Stemming works fairly well in most of the cases but unfortunately English has so many exceptions where a more sophisticated process is required

**SpaCy dosen't include stemming**, it uses lemmatization instead

Stemming is basically **removes the suffixes** from a word and reduce it to its root word.

For example: “Flying” is a word and its suffix is “ing”, if we remove “ing” from “Flying” then we will get base word or root word which is “Fly”.

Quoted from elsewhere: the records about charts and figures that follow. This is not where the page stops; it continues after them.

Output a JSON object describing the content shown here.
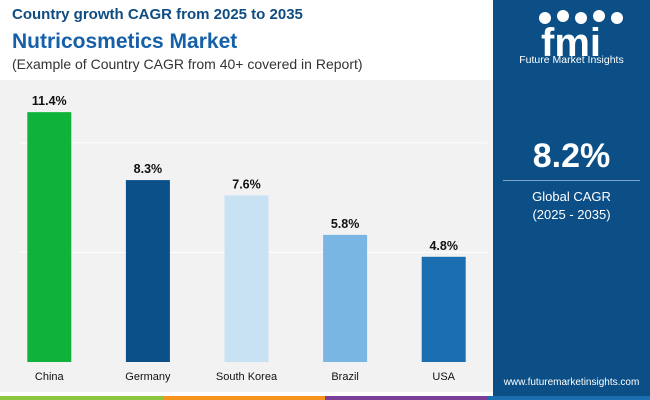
{
  "header": {
    "line1": "Country growth CAGR from 2025 to 2035",
    "title": "Nutricosmetics Market",
    "subtitle": "(Example of Country CAGR from 40+ covered in Report)"
  },
  "chart_data": {
    "type": "bar",
    "categories": [
      "China",
      "Germany",
      "South Korea",
      "Brazil",
      "USA"
    ],
    "values": [
      11.4,
      8.3,
      7.6,
      5.8,
      4.8
    ],
    "data_labels": [
      "11.4%",
      "8.3%",
      "7.6%",
      "5.8%",
      "4.8%"
    ],
    "bar_colors": [
      "#0fb33a",
      "#0b5089",
      "#c8e2f4",
      "#7ab6e3",
      "#1b6fb0"
    ],
    "ylim": [
      0,
      12
    ],
    "gridlines_at": [
      5,
      10
    ],
    "grid": true,
    "title": "",
    "xlabel": "",
    "ylabel": ""
  },
  "sidebar": {
    "logo_letters": "fmi",
    "logo_text": "Future Market Insights",
    "kpi_value": "8.2%",
    "kpi_label_line1": "Global CAGR",
    "kpi_label_line2": "(2025 - 2035)",
    "website": "www.futuremarketinsights.com"
  },
  "colors": {
    "sidebar_bg": "#0b4f86",
    "plot_bg": "#f2f2f2",
    "title_blue": "#1560a8",
    "bottom_bar": [
      "#8dc63f",
      "#f7941d",
      "#7b3f98",
      "#1b6fb0"
    ]
  }
}
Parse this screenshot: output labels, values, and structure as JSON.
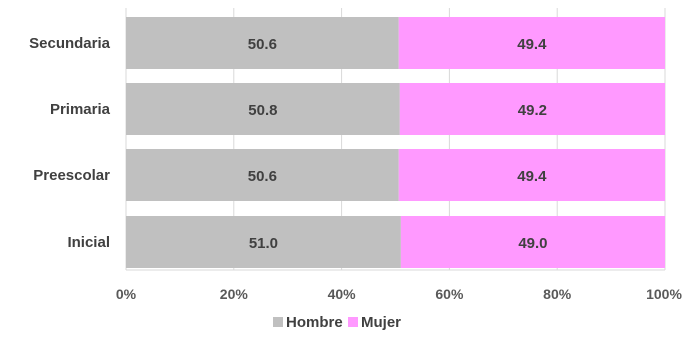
{
  "chart_data": {
    "type": "bar",
    "orientation": "horizontal",
    "stacked": "percent",
    "categories": [
      "Secundaria",
      "Primaria",
      "Preescolar",
      "Inicial"
    ],
    "series": [
      {
        "name": "Hombre",
        "values": [
          50.6,
          50.8,
          50.6,
          51.0
        ],
        "color": "#c0c0c0"
      },
      {
        "name": "Mujer",
        "values": [
          49.4,
          49.2,
          49.4,
          49.0
        ],
        "color": "#ff99ff"
      }
    ],
    "value_labels": [
      [
        "50.6",
        "50.8",
        "50.6",
        "51.0"
      ],
      [
        "49.4",
        "49.2",
        "49.4",
        "49.0"
      ]
    ],
    "x_ticks": [
      "0%",
      "20%",
      "40%",
      "60%",
      "80%",
      "100%"
    ],
    "xlim": [
      0,
      100
    ],
    "grid": "vertical",
    "legend": "bottom"
  }
}
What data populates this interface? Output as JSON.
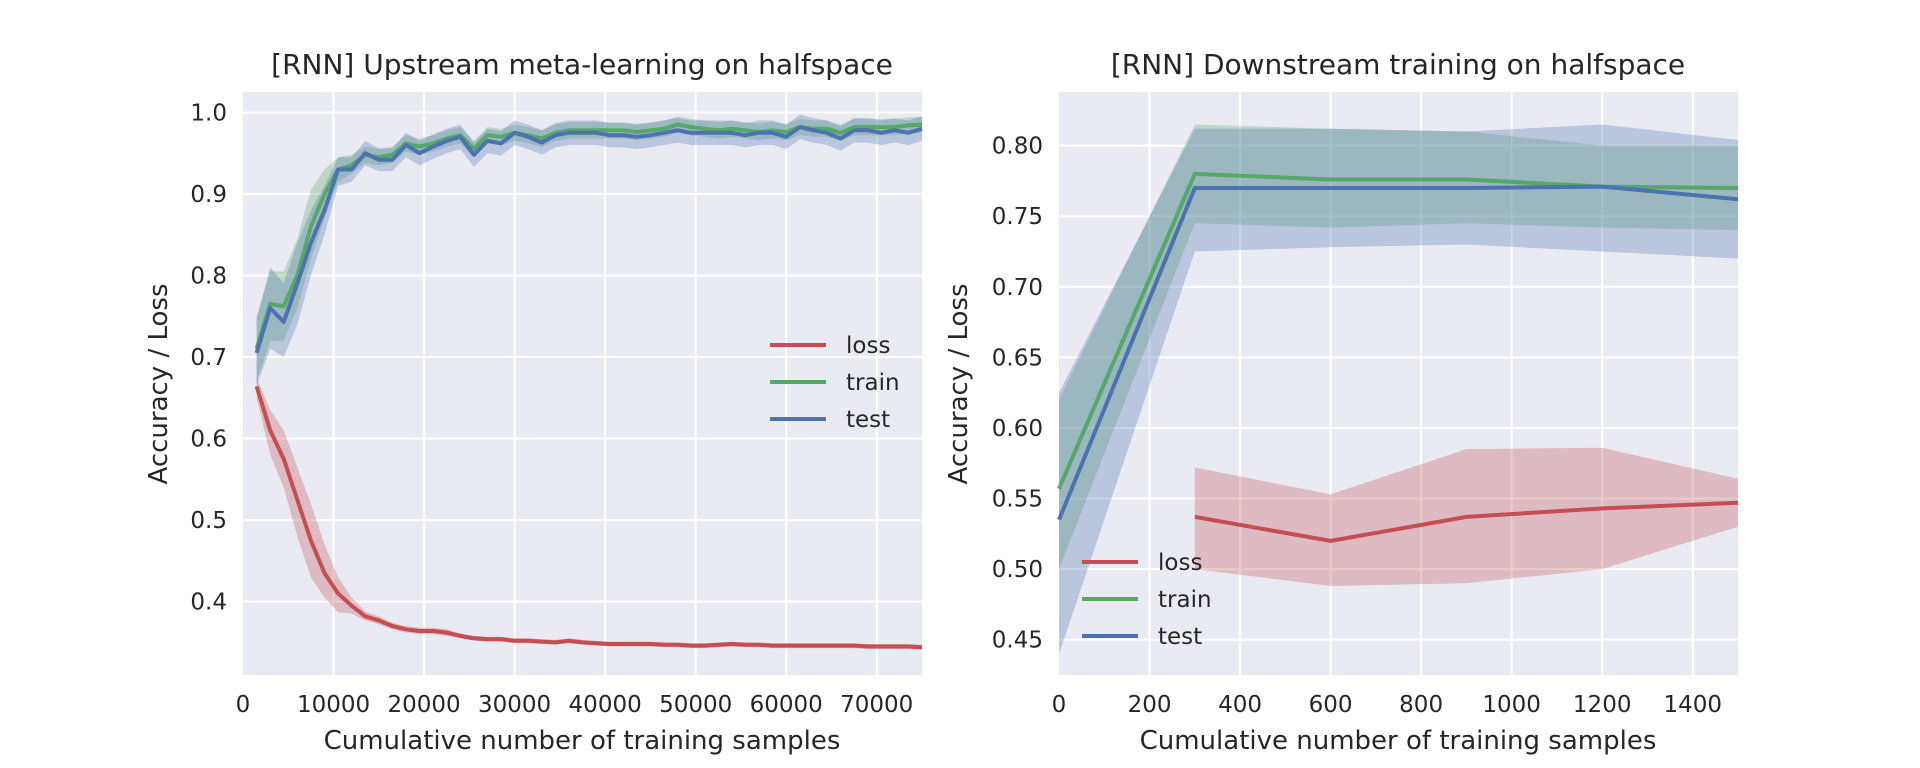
{
  "colors": {
    "background": "#eaeaf2",
    "grid": "#ffffff",
    "loss": "#c44e52",
    "train": "#55a868",
    "test": "#4c72b0"
  },
  "chart_data": [
    {
      "type": "line",
      "title": "[RNN] Upstream meta-learning on halfspace",
      "xlabel": "Cumulative number of training samples",
      "ylabel": "Accuracy / Loss",
      "xlim": [
        0,
        75000
      ],
      "ylim": [
        0.31,
        1.025
      ],
      "xticks": [
        0,
        10000,
        20000,
        30000,
        40000,
        50000,
        60000,
        70000
      ],
      "yticks": [
        0.4,
        0.5,
        0.6,
        0.7,
        0.8,
        0.9,
        1.0
      ],
      "grid": true,
      "legend_position": "center-right",
      "x": [
        1500,
        3000,
        4500,
        6000,
        7500,
        9000,
        10500,
        12000,
        13500,
        15000,
        16500,
        18000,
        19500,
        21000,
        22500,
        24000,
        25500,
        27000,
        28500,
        30000,
        31500,
        33000,
        34500,
        36000,
        37500,
        39000,
        40500,
        42000,
        43500,
        45000,
        46500,
        48000,
        49500,
        51000,
        52500,
        54000,
        55500,
        57000,
        58500,
        60000,
        61500,
        63000,
        64500,
        66000,
        67500,
        69000,
        70500,
        72000,
        73500,
        75000
      ],
      "series": [
        {
          "name": "loss",
          "color_key": "loss",
          "values": [
            0.664,
            0.61,
            0.575,
            0.525,
            0.475,
            0.435,
            0.41,
            0.395,
            0.382,
            0.377,
            0.37,
            0.366,
            0.364,
            0.364,
            0.362,
            0.358,
            0.355,
            0.354,
            0.354,
            0.352,
            0.352,
            0.351,
            0.35,
            0.352,
            0.35,
            0.349,
            0.348,
            0.348,
            0.348,
            0.348,
            0.347,
            0.347,
            0.346,
            0.346,
            0.347,
            0.348,
            0.347,
            0.347,
            0.346,
            0.346,
            0.346,
            0.346,
            0.346,
            0.346,
            0.346,
            0.345,
            0.345,
            0.345,
            0.345,
            0.344
          ],
          "lower": [
            0.65,
            0.58,
            0.54,
            0.48,
            0.43,
            0.405,
            0.387,
            0.385,
            0.377,
            0.372,
            0.366,
            0.362,
            0.36,
            0.36,
            0.358,
            0.355,
            0.352,
            0.351,
            0.351,
            0.349,
            0.349,
            0.348,
            0.347,
            0.349,
            0.347,
            0.346,
            0.345,
            0.345,
            0.345,
            0.345,
            0.344,
            0.344,
            0.343,
            0.343,
            0.344,
            0.345,
            0.344,
            0.344,
            0.343,
            0.343,
            0.343,
            0.343,
            0.343,
            0.343,
            0.343,
            0.342,
            0.342,
            0.342,
            0.342,
            0.341
          ],
          "upper": [
            0.675,
            0.635,
            0.61,
            0.565,
            0.52,
            0.47,
            0.43,
            0.405,
            0.388,
            0.382,
            0.374,
            0.37,
            0.368,
            0.368,
            0.366,
            0.361,
            0.358,
            0.357,
            0.357,
            0.355,
            0.355,
            0.354,
            0.353,
            0.355,
            0.353,
            0.352,
            0.351,
            0.351,
            0.351,
            0.351,
            0.35,
            0.35,
            0.349,
            0.349,
            0.35,
            0.351,
            0.35,
            0.35,
            0.349,
            0.349,
            0.349,
            0.349,
            0.349,
            0.349,
            0.349,
            0.348,
            0.348,
            0.348,
            0.348,
            0.347
          ]
        },
        {
          "name": "train",
          "color_key": "train",
          "values": [
            0.71,
            0.765,
            0.762,
            0.8,
            0.86,
            0.9,
            0.93,
            0.935,
            0.948,
            0.945,
            0.948,
            0.962,
            0.958,
            0.962,
            0.968,
            0.972,
            0.955,
            0.972,
            0.97,
            0.975,
            0.972,
            0.968,
            0.975,
            0.978,
            0.978,
            0.978,
            0.978,
            0.978,
            0.976,
            0.978,
            0.98,
            0.985,
            0.982,
            0.98,
            0.978,
            0.98,
            0.978,
            0.976,
            0.978,
            0.976,
            0.982,
            0.98,
            0.98,
            0.975,
            0.982,
            0.982,
            0.982,
            0.982,
            0.984,
            0.985
          ],
          "lower": [
            0.67,
            0.72,
            0.72,
            0.76,
            0.82,
            0.87,
            0.915,
            0.925,
            0.938,
            0.935,
            0.938,
            0.952,
            0.948,
            0.952,
            0.958,
            0.962,
            0.945,
            0.962,
            0.96,
            0.965,
            0.962,
            0.958,
            0.965,
            0.968,
            0.968,
            0.968,
            0.968,
            0.968,
            0.966,
            0.968,
            0.97,
            0.975,
            0.972,
            0.97,
            0.968,
            0.97,
            0.968,
            0.966,
            0.968,
            0.966,
            0.972,
            0.97,
            0.97,
            0.965,
            0.972,
            0.972,
            0.972,
            0.972,
            0.974,
            0.975
          ],
          "upper": [
            0.75,
            0.805,
            0.805,
            0.845,
            0.905,
            0.93,
            0.945,
            0.948,
            0.958,
            0.955,
            0.958,
            0.972,
            0.968,
            0.972,
            0.978,
            0.982,
            0.965,
            0.982,
            0.98,
            0.985,
            0.982,
            0.978,
            0.985,
            0.988,
            0.988,
            0.988,
            0.988,
            0.988,
            0.986,
            0.988,
            0.99,
            0.995,
            0.992,
            0.99,
            0.988,
            0.99,
            0.988,
            0.986,
            0.988,
            0.986,
            0.992,
            0.99,
            0.99,
            0.985,
            0.992,
            0.992,
            0.992,
            0.992,
            0.994,
            0.995
          ]
        },
        {
          "name": "test",
          "color_key": "test",
          "values": [
            0.705,
            0.76,
            0.743,
            0.79,
            0.84,
            0.88,
            0.93,
            0.93,
            0.95,
            0.942,
            0.942,
            0.96,
            0.95,
            0.958,
            0.965,
            0.97,
            0.948,
            0.965,
            0.962,
            0.975,
            0.97,
            0.963,
            0.972,
            0.975,
            0.975,
            0.975,
            0.972,
            0.972,
            0.97,
            0.972,
            0.975,
            0.978,
            0.975,
            0.975,
            0.975,
            0.975,
            0.972,
            0.975,
            0.975,
            0.97,
            0.982,
            0.978,
            0.975,
            0.968,
            0.978,
            0.978,
            0.975,
            0.978,
            0.975,
            0.98
          ],
          "lower": [
            0.665,
            0.71,
            0.7,
            0.74,
            0.8,
            0.85,
            0.91,
            0.915,
            0.935,
            0.928,
            0.928,
            0.945,
            0.935,
            0.943,
            0.95,
            0.955,
            0.933,
            0.95,
            0.947,
            0.96,
            0.955,
            0.948,
            0.957,
            0.96,
            0.96,
            0.96,
            0.957,
            0.957,
            0.955,
            0.957,
            0.96,
            0.963,
            0.96,
            0.96,
            0.96,
            0.96,
            0.957,
            0.96,
            0.96,
            0.955,
            0.967,
            0.963,
            0.96,
            0.953,
            0.963,
            0.963,
            0.96,
            0.963,
            0.96,
            0.965
          ],
          "upper": [
            0.745,
            0.81,
            0.79,
            0.84,
            0.88,
            0.91,
            0.945,
            0.945,
            0.965,
            0.956,
            0.956,
            0.975,
            0.965,
            0.973,
            0.98,
            0.985,
            0.963,
            0.98,
            0.977,
            0.99,
            0.985,
            0.978,
            0.987,
            0.99,
            0.99,
            0.99,
            0.987,
            0.987,
            0.985,
            0.987,
            0.99,
            0.993,
            0.99,
            0.99,
            0.99,
            0.99,
            0.987,
            0.99,
            0.99,
            0.985,
            0.997,
            0.993,
            0.99,
            0.983,
            0.993,
            0.993,
            0.99,
            0.993,
            0.99,
            0.995
          ]
        }
      ]
    },
    {
      "type": "line",
      "title": "[RNN] Downstream training on halfspace",
      "xlabel": "Cumulative number of training samples",
      "ylabel": "Accuracy / Loss",
      "xlim": [
        0,
        1500
      ],
      "ylim": [
        0.425,
        0.838
      ],
      "xticks": [
        0,
        200,
        400,
        600,
        800,
        1000,
        1200,
        1400
      ],
      "yticks": [
        0.45,
        0.5,
        0.55,
        0.6,
        0.65,
        0.7,
        0.75,
        0.8
      ],
      "ytick_labels": [
        "0.45",
        "0.50",
        "0.55",
        "0.60",
        "0.65",
        "0.70",
        "0.75",
        "0.80"
      ],
      "grid": true,
      "legend_position": "lower-left",
      "series": [
        {
          "name": "loss",
          "color_key": "loss",
          "x": [
            300,
            600,
            900,
            1200,
            1500
          ],
          "values": [
            0.537,
            0.52,
            0.537,
            0.543,
            0.547
          ],
          "lower": [
            0.5,
            0.488,
            0.49,
            0.5,
            0.53
          ],
          "upper": [
            0.572,
            0.553,
            0.585,
            0.586,
            0.564
          ]
        },
        {
          "name": "train",
          "color_key": "train",
          "x": [
            0,
            300,
            600,
            900,
            1200,
            1500
          ],
          "values": [
            0.557,
            0.78,
            0.776,
            0.776,
            0.771,
            0.77
          ],
          "lower": [
            0.5,
            0.745,
            0.742,
            0.745,
            0.742,
            0.74
          ],
          "upper": [
            0.62,
            0.815,
            0.812,
            0.81,
            0.8,
            0.8
          ]
        },
        {
          "name": "test",
          "color_key": "test",
          "x": [
            0,
            300,
            600,
            900,
            1200,
            1500
          ],
          "values": [
            0.535,
            0.77,
            0.77,
            0.77,
            0.771,
            0.762
          ],
          "lower": [
            0.44,
            0.725,
            0.728,
            0.73,
            0.725,
            0.72
          ],
          "upper": [
            0.625,
            0.812,
            0.812,
            0.81,
            0.815,
            0.804
          ]
        }
      ]
    }
  ]
}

we will use Natural Language Toolkit (nltk) to understand and learn stemming

## Porter Stemmer

In [0]:
import nltk
from nltk.stem.porter import PorterStemmer

In [0]:
p_stemmer = PorterStemmer() # object of class PorterStemmer

In [0]:
words = ['run','runner','running','ran','runs','easily','fairly'] # list of words 

In [4]:
for word in words:
  print(word + '------>' + p_stemmer.stem(word))

run------>run
runner------>runner
running------>run
ran------>ran
runs------>run
easily------>easili
fairly------>fairli


## Snowball Stemmer

In [0]:
# Snowball Stemmer is also called the "English Stemmer" or "Porter2 Stemmer"
# It offers a slight improvement over the original Porter stemmer

In [0]:
from nltk.stem.snowball import SnowballStemmer
# Pass a language parameter
s_stemmer = SnowballStemmer(language='english')

In [0]:
words = ['run','runner','running','ran','runs','easily','fairly']

In [7]:
for word in words:
    print(word +' --> '+ s_stemmer.stem(word))

run --> run
runner --> runner
running --> run
ran --> ran
runs --> run
easily --> easili
fairly --> fair


# 2) Lemmatization

Lemmatization is **the Process of converting words into their dictionary form**

Lemmatization considers full vocabulary of a language to apply a morphological analysis

e.g.
Word: Feet, Lemma: Foot

**Stemming**
It is the process of converting words into their non-changing portion


In [0]:
import spacy
nlp = spacy.load('en_core_web_sm')

In [0]:
doc1 = nlp("The striped bats are hanging on their feet for best")

In [10]:
for token in doc1:
    print(token.text, '\t', token.pos_, '\t',token.lemma_)

# token, POS, Lemma

The 	 DET 	 the
striped 	 VERB 	 stripe
bats 	 NOUN 	 bat
are 	 AUX 	 be
hanging 	 VERB 	 hang
on 	 ADP 	 on
their 	 DET 	 -PRON-
feet 	 NOUN 	 foot
for 	 ADP 	 for
best 	 ADJ 	 good


# 3) Stemming vs Lemmaatization

In [0]:
doc2 = ['the','striped','bats','are','hanging','on','their','feet','for','best']

In [12]:
for word in doc2:
    print(word +' --> '+ s_stemmer.stem(word))

the --> the
striped --> stripe
bats --> bat
are --> are
hanging --> hang
on --> on
their --> their
feet --> feet
for --> for
best --> best


In [0]:
# lemma,      are ---> be
# stemming,   are ---> are

# lemma,      feet ---> foot
# stemming,   feet ---> feet

# lemma,      best ---> good
# stemming,   best ---> best